The United States, France, and the United Kingdom have carried out a series of airstrikes on the war-torn country of Syria. They have specifically targeted facilities that enable the Asaad Regime to carry out chem-warfare attacks.
In a place where things seemed like they couldn’t get any worse, this latest escalation is rather significant as it brings in new players who were previously on the sidelines.
Some of the more active players like Russia and Iran are not very happy to have the additional company.
The markets, for their part, seem to be largely unphased by all of this. Stocks have come down slightly but there hasn’t been a massive rush to safe-haven assets as one might expect.
Today’s Highlights
Traditional Markets
Earnings season has kicked off on Wall Street and this should be a great one. Thanks to Donald Trump’s tax cuts and additional stimulus, corporate earnings should be through the roof.

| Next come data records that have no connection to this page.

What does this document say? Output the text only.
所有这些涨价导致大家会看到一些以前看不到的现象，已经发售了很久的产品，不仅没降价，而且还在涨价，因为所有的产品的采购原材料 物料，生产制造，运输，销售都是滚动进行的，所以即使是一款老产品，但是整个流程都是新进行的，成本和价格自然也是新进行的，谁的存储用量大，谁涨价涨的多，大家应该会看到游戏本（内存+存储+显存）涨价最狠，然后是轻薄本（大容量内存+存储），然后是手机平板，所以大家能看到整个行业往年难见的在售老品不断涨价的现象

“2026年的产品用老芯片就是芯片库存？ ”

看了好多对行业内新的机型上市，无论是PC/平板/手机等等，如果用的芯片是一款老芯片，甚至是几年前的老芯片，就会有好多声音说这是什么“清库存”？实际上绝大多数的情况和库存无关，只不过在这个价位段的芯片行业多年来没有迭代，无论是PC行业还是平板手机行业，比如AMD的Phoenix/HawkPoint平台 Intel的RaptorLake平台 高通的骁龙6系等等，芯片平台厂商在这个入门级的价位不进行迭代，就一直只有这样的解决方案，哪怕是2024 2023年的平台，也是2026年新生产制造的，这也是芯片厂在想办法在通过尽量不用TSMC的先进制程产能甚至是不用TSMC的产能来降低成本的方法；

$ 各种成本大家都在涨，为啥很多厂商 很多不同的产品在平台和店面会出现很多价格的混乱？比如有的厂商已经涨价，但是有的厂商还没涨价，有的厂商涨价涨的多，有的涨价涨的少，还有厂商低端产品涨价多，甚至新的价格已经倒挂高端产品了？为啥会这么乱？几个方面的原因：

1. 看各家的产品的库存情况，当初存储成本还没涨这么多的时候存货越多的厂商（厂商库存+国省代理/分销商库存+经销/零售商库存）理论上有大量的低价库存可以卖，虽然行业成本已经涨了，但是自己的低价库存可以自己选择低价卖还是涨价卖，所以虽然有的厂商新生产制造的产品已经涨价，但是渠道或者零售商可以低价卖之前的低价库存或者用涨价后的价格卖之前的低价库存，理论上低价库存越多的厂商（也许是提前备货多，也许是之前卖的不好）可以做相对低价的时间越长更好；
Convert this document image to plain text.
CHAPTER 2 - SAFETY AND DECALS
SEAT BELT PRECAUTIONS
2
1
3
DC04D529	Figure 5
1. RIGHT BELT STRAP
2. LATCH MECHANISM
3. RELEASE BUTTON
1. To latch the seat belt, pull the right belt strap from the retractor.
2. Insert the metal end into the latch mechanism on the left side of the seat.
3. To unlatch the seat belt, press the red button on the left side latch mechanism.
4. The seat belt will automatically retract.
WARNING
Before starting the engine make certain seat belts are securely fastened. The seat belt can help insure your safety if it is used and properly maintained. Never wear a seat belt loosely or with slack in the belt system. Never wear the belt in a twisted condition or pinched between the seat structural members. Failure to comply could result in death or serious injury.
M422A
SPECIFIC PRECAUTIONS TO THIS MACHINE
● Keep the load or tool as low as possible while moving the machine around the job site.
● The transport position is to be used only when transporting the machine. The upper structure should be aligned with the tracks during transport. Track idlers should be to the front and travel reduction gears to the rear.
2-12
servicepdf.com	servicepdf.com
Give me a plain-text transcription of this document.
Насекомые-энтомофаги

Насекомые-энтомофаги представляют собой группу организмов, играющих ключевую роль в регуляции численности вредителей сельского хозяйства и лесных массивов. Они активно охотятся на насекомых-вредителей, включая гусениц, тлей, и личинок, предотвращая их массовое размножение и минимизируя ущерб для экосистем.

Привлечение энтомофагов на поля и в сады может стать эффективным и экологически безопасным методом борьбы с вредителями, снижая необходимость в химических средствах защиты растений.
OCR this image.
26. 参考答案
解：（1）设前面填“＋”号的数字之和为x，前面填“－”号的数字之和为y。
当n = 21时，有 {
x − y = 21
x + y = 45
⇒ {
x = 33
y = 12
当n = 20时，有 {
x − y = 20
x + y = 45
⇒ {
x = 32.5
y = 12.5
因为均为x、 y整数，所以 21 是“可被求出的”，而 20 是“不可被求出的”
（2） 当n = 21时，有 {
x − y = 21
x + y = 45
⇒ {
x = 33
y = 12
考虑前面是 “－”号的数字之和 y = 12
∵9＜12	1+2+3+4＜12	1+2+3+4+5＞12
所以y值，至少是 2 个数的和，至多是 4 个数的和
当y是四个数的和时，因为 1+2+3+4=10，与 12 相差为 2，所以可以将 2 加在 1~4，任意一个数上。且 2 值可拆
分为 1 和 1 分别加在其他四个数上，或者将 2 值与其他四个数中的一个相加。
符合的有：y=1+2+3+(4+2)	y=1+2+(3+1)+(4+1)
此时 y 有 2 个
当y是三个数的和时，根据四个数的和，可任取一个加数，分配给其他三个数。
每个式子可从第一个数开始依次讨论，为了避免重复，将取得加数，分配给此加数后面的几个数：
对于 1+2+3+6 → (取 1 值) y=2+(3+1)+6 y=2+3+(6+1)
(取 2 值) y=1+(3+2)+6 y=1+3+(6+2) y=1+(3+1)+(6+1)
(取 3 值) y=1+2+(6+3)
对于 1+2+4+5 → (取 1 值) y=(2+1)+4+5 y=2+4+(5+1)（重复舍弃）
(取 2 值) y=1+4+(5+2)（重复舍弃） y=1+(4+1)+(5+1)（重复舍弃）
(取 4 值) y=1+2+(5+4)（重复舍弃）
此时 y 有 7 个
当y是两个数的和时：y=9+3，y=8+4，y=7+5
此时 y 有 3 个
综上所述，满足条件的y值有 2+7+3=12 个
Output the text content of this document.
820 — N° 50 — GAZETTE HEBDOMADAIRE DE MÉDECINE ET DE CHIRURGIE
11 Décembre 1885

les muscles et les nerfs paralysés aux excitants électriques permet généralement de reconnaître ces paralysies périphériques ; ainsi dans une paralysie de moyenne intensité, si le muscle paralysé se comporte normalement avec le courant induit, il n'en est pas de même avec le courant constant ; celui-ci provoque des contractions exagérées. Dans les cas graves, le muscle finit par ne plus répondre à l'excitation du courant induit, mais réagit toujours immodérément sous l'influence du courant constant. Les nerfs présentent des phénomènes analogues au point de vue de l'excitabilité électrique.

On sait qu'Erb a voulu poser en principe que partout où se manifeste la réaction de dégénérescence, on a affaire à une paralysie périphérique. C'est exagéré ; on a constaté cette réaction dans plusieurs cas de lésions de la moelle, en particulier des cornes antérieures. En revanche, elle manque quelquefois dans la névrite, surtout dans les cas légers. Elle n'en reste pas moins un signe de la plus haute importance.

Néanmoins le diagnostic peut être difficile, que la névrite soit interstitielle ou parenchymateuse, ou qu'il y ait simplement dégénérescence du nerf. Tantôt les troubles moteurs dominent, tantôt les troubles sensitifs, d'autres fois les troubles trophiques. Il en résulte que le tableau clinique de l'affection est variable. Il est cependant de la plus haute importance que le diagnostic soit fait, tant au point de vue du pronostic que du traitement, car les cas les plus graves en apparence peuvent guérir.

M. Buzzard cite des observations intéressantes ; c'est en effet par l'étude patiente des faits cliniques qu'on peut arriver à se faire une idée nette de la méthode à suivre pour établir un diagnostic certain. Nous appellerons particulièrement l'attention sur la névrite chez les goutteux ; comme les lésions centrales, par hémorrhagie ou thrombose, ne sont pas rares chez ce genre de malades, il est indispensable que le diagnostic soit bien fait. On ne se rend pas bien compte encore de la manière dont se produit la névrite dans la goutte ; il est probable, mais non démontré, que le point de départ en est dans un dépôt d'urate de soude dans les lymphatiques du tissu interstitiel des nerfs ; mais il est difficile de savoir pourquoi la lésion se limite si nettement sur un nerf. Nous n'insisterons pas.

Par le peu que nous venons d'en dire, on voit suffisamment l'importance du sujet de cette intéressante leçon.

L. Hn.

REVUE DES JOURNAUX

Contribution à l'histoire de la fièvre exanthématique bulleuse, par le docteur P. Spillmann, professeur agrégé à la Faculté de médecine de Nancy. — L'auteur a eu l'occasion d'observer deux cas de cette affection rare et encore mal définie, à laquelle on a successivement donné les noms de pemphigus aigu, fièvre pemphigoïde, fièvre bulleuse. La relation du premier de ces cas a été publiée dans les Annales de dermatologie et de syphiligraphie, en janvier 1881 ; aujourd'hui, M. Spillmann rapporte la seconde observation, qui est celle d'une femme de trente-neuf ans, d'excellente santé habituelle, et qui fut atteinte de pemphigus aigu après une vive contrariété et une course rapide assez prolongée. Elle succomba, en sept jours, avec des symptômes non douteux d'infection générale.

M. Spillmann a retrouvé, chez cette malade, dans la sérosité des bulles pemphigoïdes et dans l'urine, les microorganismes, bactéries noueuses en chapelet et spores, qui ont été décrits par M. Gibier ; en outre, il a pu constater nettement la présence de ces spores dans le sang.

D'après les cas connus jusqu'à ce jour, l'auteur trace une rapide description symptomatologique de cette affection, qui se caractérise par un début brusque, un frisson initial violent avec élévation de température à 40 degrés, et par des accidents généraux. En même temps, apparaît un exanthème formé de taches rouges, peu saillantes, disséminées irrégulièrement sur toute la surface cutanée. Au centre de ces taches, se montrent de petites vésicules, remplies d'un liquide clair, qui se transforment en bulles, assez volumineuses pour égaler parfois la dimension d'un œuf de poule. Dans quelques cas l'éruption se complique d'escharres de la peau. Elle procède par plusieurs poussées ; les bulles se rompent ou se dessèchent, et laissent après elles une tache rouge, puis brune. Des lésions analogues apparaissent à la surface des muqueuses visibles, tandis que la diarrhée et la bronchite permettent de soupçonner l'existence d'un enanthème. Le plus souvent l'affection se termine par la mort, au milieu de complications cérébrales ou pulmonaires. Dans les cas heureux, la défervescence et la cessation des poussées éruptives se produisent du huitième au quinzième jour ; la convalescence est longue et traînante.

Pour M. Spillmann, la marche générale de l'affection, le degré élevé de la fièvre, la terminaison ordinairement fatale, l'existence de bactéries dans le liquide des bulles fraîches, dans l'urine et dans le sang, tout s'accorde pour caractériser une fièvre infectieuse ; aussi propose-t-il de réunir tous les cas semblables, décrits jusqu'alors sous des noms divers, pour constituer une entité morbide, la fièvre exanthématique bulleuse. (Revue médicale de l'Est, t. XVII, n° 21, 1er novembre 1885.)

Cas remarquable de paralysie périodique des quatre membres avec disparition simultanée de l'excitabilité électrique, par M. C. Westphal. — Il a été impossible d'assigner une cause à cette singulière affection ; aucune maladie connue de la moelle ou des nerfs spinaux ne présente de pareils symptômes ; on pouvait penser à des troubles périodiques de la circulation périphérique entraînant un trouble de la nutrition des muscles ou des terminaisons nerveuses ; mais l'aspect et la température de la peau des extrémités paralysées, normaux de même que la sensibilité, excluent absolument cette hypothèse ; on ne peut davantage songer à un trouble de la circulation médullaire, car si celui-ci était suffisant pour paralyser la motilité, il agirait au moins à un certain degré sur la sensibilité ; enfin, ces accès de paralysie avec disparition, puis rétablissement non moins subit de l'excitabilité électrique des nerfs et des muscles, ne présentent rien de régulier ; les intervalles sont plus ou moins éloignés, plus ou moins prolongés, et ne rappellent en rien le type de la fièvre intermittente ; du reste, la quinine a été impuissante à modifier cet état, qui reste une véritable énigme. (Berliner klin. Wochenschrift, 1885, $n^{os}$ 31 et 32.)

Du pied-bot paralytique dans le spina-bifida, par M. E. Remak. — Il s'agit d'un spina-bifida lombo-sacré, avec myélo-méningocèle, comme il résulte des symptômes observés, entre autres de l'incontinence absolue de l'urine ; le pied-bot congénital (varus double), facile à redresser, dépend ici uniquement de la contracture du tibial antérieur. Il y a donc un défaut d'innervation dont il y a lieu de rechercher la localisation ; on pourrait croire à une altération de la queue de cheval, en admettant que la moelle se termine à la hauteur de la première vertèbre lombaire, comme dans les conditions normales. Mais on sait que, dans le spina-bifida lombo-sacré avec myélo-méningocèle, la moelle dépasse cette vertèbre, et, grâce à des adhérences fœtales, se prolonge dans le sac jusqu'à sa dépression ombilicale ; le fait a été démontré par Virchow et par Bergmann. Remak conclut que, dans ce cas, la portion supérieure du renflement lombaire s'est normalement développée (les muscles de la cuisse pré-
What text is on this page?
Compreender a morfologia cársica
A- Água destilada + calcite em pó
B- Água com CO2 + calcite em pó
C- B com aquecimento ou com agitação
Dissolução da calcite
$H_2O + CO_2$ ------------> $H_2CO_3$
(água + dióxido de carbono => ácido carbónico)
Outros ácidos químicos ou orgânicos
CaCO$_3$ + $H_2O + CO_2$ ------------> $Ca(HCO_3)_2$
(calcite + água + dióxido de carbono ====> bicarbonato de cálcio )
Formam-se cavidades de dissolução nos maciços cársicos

@TheBigBanks who reported on Friday have smashed expectations with JP Morgan’s profits rising 35% in the first quarter, Citi Group raising their earnings per share by 24%, and Wells Fargo seeing profits rise despite a new scandal.
As we can see from the charts above, the great earnings may have propped up the prices a bit but they certainly didn’t send them flying.
It will be interesting to see how the season progresses and to what extent the reports are overshadowed by geopolitics and already high valuations in the market.
Russian Divergence
Traditionally, the Russian Ruble is most correlated with Crude Oil because it is the number one export from the country.
So we’ve seen before how a sharp rise in the price of Crude can affect a similar movement from the Russian Ruble. However, over the last week, we’ve seen them moving in opposite directions as the Ruble is under pressure by international forces and the supply of crude oil is under question.